Origami and kirigami folding methods applied to deployable structures have been investigated in many studies, and most of them use approximately zero-thickness materials to follow the paper-folding movement. However, the rigidity and thickness of materials cannot be neglected in aerospace engineering applications, resulting in different kinematic and dynamic characteristics of deployment. This work deals with the deployment dynamics of a typical thick panel Miura origami (Miura-ori). The kinematics of the Miura-ori unit and array are discussed considering the tessellated extension of the Miura-ori pattern, which can be described by the recursively relative movement. Based on the Lagrange's equation, the dynamic equation is determined by generalized force and potential energy. Furthermore, prototypes for Miura-ori unit and array are fabricated, respectively.
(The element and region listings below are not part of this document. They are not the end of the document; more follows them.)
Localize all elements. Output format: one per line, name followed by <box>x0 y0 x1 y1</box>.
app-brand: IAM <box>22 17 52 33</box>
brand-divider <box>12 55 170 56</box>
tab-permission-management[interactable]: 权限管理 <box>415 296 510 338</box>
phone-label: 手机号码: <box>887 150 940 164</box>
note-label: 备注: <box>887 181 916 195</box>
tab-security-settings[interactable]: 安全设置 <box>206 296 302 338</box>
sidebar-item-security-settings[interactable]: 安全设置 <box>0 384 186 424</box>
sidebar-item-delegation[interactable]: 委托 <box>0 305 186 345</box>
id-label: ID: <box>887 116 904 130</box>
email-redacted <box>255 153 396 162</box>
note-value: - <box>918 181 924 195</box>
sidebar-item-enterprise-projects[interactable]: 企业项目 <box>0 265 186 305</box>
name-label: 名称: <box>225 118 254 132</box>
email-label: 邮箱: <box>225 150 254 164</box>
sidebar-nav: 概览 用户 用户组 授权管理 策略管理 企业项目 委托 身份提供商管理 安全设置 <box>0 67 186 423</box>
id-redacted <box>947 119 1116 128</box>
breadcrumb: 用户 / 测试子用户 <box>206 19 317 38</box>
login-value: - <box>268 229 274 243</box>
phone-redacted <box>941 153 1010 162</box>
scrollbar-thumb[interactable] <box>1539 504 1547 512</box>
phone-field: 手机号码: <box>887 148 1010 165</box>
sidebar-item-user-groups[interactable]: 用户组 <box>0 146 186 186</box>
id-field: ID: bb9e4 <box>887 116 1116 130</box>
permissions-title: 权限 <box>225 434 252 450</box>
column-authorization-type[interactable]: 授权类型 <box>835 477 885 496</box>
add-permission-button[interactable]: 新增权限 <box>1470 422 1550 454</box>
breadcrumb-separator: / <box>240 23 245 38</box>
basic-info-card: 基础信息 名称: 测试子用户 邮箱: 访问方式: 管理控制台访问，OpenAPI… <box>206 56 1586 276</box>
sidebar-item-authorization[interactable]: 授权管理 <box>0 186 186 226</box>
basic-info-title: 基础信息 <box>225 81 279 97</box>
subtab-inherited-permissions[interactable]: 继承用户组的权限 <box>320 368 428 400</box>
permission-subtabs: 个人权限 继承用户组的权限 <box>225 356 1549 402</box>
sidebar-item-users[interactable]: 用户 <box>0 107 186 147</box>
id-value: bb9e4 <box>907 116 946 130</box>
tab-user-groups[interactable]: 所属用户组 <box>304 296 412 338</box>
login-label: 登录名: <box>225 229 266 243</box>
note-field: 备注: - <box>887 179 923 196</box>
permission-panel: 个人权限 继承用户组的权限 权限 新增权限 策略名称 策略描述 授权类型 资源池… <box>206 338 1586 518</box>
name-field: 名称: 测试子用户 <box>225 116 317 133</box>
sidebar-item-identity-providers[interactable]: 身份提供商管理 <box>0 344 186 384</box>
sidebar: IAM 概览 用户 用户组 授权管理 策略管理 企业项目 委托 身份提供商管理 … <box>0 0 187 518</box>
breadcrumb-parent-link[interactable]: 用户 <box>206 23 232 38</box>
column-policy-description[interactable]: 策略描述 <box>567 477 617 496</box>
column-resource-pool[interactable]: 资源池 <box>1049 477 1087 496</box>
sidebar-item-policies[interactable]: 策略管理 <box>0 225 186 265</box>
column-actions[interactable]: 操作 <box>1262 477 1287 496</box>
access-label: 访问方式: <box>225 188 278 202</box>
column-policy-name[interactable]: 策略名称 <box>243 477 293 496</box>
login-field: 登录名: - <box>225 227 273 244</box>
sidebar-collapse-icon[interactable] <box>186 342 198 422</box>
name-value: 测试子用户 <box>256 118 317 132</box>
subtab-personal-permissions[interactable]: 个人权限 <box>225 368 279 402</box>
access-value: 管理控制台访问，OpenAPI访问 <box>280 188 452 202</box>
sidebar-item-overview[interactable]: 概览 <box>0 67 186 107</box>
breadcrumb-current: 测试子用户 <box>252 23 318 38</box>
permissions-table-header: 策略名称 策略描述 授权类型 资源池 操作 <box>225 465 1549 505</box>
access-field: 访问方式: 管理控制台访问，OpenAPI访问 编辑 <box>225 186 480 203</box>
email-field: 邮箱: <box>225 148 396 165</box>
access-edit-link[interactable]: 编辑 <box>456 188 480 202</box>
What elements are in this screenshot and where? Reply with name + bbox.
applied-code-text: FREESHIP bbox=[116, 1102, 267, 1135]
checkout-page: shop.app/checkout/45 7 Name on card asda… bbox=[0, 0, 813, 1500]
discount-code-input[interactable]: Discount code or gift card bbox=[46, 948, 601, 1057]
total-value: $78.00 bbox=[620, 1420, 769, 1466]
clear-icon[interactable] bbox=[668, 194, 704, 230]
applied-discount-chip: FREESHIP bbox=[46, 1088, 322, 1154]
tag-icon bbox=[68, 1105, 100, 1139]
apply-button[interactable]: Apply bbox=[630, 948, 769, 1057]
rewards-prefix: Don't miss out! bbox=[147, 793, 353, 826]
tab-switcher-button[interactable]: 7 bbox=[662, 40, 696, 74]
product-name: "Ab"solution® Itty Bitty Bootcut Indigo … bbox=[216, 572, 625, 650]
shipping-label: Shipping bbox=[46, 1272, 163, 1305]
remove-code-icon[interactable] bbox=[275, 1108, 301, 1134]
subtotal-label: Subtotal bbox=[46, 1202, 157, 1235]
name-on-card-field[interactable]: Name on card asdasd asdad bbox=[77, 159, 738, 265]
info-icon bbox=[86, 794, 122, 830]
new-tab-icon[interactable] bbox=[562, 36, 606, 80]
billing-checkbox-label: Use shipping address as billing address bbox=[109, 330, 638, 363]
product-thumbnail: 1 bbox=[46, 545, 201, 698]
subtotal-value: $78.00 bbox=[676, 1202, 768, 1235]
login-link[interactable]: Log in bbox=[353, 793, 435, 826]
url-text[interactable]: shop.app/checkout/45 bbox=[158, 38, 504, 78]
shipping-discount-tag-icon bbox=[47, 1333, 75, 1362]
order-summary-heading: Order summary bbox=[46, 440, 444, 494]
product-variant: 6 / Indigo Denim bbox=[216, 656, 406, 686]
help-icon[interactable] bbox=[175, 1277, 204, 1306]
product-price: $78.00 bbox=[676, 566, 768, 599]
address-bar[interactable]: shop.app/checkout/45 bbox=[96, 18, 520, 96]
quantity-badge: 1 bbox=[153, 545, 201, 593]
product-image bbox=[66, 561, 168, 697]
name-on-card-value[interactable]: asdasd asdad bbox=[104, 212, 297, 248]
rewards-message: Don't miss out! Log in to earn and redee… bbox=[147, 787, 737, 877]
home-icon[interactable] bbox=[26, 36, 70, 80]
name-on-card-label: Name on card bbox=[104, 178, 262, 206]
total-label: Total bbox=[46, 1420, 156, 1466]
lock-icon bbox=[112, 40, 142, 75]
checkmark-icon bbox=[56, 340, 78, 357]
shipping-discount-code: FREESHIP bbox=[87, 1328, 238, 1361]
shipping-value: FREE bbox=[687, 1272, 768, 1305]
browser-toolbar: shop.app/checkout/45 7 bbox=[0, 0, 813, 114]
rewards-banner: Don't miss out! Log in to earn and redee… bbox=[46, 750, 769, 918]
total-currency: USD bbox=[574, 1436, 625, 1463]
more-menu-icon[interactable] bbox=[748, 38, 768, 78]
To measure the dynamic behaviours during deployment, a gravity compensation apparatus is designed and constructed, which can effectively reduce the gravity effect of Miura-ori prototypes. The comparison of the numerical and experimental results validates our dynamic model. Our work provides a recursive dynamic modelling method and experiment apparatus for analysing and testing the deploying dynamic behaviours of tessellated thick-panel origami deployable structures, and the findings can be developed in the other thick-panel origami and kirigami concepts of actual engineering applications in the future.